Pas de réponse. Elles n’étaient que toutes les deux, déambulant dans la travée centrale. La porte s’ouvrit sur une vieille femme, les bras chargés de fleurs, qui se dirigea vers le transept ; probablement une habituée en charge de fleurir l’autel. Maintenant que ses pas discrets ne claquaient plus sur le dallage, le silence devenait de plus en plus encombrant pour Elodie.

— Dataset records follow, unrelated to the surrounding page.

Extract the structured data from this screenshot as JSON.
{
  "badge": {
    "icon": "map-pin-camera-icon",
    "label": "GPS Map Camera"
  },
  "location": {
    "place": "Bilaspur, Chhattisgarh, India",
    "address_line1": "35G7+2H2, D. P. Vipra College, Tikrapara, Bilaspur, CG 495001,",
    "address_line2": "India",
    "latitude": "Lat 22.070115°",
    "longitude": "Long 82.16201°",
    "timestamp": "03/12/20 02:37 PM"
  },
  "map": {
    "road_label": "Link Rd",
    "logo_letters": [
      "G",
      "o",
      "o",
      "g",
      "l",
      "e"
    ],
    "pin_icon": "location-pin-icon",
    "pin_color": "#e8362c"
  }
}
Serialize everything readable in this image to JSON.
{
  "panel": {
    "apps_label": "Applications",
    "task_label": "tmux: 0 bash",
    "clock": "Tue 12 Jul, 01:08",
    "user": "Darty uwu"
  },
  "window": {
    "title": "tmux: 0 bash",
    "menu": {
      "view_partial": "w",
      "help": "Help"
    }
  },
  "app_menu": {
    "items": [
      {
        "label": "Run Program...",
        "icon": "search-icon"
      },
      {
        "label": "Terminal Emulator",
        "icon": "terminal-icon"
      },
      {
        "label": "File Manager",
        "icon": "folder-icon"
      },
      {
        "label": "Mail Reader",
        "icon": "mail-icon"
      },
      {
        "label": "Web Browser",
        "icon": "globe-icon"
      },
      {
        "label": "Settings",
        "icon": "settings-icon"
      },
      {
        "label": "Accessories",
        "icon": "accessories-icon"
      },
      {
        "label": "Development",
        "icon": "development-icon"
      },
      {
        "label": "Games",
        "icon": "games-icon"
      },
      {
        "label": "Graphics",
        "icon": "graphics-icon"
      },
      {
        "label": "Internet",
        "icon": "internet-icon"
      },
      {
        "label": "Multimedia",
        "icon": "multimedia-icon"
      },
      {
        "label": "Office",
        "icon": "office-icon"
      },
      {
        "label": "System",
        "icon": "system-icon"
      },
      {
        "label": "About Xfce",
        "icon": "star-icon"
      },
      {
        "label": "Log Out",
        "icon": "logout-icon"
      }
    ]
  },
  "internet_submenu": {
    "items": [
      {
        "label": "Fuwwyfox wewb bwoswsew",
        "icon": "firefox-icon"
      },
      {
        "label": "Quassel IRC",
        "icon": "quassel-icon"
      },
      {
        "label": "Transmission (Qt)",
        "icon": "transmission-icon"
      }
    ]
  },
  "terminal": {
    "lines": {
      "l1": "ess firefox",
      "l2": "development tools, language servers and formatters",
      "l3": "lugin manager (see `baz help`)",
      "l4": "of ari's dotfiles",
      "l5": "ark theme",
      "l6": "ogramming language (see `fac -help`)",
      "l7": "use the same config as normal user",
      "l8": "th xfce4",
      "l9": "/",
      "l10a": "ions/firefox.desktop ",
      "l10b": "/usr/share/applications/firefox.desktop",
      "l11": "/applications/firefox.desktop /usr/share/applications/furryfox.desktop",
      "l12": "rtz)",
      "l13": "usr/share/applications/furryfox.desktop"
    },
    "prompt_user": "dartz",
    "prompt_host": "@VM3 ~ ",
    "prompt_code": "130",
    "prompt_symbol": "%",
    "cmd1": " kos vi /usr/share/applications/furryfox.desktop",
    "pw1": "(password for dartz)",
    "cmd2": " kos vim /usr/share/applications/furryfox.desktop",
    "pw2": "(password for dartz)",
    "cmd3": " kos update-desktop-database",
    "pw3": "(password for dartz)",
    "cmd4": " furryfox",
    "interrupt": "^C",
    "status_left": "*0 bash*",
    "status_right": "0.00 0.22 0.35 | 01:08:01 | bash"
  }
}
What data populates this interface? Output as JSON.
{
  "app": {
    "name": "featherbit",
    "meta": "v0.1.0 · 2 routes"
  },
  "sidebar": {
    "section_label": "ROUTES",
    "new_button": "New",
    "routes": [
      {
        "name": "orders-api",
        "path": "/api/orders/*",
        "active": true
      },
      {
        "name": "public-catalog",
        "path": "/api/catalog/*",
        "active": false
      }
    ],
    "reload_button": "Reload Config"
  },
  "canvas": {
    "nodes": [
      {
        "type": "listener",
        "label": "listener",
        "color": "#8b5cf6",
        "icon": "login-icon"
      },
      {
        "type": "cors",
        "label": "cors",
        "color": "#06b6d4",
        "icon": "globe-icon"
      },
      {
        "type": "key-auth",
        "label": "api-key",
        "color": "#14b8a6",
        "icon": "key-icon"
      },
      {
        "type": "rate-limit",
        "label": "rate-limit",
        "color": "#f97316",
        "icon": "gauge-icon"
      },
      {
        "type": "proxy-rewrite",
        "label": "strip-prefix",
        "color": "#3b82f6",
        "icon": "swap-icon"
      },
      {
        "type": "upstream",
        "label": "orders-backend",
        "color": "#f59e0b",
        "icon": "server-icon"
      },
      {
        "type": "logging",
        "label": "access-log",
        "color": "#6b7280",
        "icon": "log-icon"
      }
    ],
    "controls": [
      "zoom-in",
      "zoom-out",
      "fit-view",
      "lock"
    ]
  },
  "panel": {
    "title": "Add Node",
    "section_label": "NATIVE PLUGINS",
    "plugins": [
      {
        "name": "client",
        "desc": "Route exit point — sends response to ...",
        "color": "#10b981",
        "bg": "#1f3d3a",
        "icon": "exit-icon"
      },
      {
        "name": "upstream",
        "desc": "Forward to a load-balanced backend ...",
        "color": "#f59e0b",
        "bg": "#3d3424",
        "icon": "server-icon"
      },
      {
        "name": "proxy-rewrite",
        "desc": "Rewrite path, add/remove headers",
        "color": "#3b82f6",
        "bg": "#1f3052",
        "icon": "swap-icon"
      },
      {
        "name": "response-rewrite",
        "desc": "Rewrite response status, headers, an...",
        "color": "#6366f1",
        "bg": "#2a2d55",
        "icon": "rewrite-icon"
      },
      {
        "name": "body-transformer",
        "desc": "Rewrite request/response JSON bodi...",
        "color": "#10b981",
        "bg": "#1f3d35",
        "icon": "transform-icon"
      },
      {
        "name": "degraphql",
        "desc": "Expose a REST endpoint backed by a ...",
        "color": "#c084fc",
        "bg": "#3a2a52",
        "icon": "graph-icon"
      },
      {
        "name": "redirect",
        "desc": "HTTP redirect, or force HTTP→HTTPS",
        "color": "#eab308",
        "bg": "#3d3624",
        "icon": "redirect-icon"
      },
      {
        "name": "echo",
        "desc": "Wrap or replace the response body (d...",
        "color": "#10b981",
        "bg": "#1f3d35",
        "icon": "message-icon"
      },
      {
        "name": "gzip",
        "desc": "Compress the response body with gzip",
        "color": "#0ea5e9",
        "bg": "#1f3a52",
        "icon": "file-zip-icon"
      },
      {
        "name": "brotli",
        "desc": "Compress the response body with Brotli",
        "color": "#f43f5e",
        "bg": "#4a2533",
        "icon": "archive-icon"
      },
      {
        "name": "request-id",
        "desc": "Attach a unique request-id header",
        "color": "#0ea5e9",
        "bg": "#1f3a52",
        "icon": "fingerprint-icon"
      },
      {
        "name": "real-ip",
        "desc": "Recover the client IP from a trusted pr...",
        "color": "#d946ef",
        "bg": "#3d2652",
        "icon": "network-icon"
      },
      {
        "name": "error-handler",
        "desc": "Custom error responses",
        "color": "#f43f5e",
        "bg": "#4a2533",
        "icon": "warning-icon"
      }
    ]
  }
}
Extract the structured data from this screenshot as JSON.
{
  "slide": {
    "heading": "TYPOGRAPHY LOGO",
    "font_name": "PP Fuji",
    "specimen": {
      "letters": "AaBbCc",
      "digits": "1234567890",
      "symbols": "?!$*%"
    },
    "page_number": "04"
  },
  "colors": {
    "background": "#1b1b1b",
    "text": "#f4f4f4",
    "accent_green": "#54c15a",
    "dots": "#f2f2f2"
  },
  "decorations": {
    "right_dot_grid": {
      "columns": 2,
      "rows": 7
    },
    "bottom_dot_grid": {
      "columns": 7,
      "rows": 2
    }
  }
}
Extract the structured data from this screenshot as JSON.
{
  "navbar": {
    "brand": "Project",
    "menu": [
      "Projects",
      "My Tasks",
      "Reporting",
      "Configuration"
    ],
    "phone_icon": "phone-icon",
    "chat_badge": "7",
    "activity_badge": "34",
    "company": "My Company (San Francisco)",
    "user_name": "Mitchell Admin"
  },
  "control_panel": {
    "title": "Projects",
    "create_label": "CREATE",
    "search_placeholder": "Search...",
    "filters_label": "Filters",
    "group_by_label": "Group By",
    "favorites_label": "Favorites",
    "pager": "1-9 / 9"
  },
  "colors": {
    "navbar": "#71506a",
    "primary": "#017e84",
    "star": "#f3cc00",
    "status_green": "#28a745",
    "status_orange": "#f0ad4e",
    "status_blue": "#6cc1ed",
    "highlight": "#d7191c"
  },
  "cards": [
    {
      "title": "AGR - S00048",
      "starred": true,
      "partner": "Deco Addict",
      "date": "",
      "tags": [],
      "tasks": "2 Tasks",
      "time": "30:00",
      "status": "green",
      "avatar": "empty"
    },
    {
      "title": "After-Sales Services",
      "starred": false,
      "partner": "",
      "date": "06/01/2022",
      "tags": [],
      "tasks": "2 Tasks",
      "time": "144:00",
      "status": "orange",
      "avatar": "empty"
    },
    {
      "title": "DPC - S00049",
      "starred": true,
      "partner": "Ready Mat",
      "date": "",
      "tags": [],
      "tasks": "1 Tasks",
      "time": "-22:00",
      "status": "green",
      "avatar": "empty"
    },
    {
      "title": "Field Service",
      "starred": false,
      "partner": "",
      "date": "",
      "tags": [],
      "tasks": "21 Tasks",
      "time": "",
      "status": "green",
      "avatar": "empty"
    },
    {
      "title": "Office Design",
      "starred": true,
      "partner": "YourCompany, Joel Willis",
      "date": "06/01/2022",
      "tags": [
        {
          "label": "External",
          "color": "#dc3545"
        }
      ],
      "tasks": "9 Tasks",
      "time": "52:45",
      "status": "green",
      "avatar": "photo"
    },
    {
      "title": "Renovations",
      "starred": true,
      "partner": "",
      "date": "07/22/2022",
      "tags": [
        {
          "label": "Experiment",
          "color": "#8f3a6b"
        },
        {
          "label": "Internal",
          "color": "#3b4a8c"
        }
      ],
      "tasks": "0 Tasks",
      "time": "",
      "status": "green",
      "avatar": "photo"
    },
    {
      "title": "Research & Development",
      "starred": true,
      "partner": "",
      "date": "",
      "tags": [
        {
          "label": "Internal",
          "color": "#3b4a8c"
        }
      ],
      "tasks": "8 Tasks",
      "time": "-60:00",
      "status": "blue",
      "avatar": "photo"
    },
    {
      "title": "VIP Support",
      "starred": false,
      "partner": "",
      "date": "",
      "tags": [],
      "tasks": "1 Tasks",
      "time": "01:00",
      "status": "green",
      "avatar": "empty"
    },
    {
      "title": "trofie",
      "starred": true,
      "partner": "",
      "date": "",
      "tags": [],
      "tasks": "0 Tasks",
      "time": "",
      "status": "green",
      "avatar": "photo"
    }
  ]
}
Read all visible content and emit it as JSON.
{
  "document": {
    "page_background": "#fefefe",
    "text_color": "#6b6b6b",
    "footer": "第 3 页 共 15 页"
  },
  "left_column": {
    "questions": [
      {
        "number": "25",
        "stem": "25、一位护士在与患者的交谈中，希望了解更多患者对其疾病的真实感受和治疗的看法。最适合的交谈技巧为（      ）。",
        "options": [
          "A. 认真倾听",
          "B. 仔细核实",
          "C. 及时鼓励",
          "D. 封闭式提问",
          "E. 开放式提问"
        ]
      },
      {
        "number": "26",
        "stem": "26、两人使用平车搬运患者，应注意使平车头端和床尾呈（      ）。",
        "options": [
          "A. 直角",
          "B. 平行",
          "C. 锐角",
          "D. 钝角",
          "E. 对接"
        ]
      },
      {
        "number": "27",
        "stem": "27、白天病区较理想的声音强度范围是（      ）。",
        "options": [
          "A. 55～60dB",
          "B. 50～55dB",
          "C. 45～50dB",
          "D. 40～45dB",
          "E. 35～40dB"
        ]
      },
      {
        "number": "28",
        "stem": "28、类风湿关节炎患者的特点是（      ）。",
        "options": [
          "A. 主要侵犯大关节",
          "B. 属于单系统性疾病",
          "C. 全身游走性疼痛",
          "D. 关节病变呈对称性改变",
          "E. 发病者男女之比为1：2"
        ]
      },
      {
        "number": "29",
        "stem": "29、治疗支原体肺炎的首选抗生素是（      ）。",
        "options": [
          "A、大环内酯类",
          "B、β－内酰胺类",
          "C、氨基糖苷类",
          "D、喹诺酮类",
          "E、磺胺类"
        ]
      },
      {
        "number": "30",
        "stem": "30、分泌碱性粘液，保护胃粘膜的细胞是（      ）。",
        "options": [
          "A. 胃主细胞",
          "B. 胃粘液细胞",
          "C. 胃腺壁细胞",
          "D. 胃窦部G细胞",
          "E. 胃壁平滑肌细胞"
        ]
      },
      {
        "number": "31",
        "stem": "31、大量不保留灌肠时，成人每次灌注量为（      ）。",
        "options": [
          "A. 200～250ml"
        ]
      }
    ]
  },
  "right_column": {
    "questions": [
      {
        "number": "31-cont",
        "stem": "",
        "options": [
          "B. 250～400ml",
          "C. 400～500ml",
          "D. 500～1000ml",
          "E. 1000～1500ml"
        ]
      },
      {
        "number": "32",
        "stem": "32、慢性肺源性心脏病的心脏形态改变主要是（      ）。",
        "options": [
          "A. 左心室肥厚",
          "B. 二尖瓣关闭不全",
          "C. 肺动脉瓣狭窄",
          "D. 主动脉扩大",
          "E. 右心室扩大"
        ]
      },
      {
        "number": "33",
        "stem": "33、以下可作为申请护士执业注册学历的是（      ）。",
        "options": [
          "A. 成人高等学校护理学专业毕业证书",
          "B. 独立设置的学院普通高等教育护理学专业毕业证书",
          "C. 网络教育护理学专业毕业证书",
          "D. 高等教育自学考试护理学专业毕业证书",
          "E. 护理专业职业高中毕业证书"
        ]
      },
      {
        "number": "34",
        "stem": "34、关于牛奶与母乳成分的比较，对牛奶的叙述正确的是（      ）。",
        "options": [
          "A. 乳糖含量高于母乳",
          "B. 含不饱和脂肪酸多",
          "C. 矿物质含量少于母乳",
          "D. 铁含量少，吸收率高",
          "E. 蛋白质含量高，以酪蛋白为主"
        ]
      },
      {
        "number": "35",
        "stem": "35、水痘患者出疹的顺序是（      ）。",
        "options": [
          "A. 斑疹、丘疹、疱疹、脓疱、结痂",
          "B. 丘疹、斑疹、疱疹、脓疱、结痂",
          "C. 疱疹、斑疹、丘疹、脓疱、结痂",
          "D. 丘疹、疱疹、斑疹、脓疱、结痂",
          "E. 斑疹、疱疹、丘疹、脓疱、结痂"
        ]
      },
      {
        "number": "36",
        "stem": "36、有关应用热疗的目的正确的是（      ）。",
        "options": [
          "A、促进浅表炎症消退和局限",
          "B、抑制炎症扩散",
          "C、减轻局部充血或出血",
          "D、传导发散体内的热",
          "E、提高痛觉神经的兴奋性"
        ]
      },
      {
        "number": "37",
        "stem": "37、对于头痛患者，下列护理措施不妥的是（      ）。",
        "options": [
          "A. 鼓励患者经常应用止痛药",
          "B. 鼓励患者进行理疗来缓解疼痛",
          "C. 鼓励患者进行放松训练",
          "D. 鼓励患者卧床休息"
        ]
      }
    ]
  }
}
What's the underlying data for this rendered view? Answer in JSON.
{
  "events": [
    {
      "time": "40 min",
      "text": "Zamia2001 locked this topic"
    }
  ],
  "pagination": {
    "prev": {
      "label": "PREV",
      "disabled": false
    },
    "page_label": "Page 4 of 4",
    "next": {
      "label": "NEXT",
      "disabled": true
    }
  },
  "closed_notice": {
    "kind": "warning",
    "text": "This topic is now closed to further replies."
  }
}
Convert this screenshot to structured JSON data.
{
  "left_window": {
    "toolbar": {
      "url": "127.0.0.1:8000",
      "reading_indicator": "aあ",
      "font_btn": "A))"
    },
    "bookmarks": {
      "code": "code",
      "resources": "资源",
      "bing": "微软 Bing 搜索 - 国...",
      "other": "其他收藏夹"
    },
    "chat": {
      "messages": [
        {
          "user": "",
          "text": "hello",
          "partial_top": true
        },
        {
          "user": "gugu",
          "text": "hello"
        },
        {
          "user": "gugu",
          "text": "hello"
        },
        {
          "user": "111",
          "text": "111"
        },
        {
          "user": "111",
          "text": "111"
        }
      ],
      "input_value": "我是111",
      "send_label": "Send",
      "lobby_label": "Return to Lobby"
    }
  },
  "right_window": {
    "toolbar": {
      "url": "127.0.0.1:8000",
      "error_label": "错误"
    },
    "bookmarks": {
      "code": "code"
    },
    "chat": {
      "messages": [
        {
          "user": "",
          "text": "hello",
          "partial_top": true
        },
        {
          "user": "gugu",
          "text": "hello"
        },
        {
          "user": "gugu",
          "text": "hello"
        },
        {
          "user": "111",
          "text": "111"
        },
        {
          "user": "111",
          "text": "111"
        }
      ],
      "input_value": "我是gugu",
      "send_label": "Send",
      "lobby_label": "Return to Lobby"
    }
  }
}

-          Tu crois qu’ils vont venir ? Pas gagné. J’ai appelé Julien, j’ai cru qu’il allait faire une attaque, comme ça au réveil. Déjà d’entendre que j’étais aussi à Poitiers, il en a avalé de travers. Mais quand je lui ai dit que tu étais là toi aussi, je te dis pas ! Et qu’en plus on les attendait tous ici en fin de matinée… Quand il a eu reconnecté ses neurones, il m’a dit qu’il battait le rappel. Y a plus qu’à attendre…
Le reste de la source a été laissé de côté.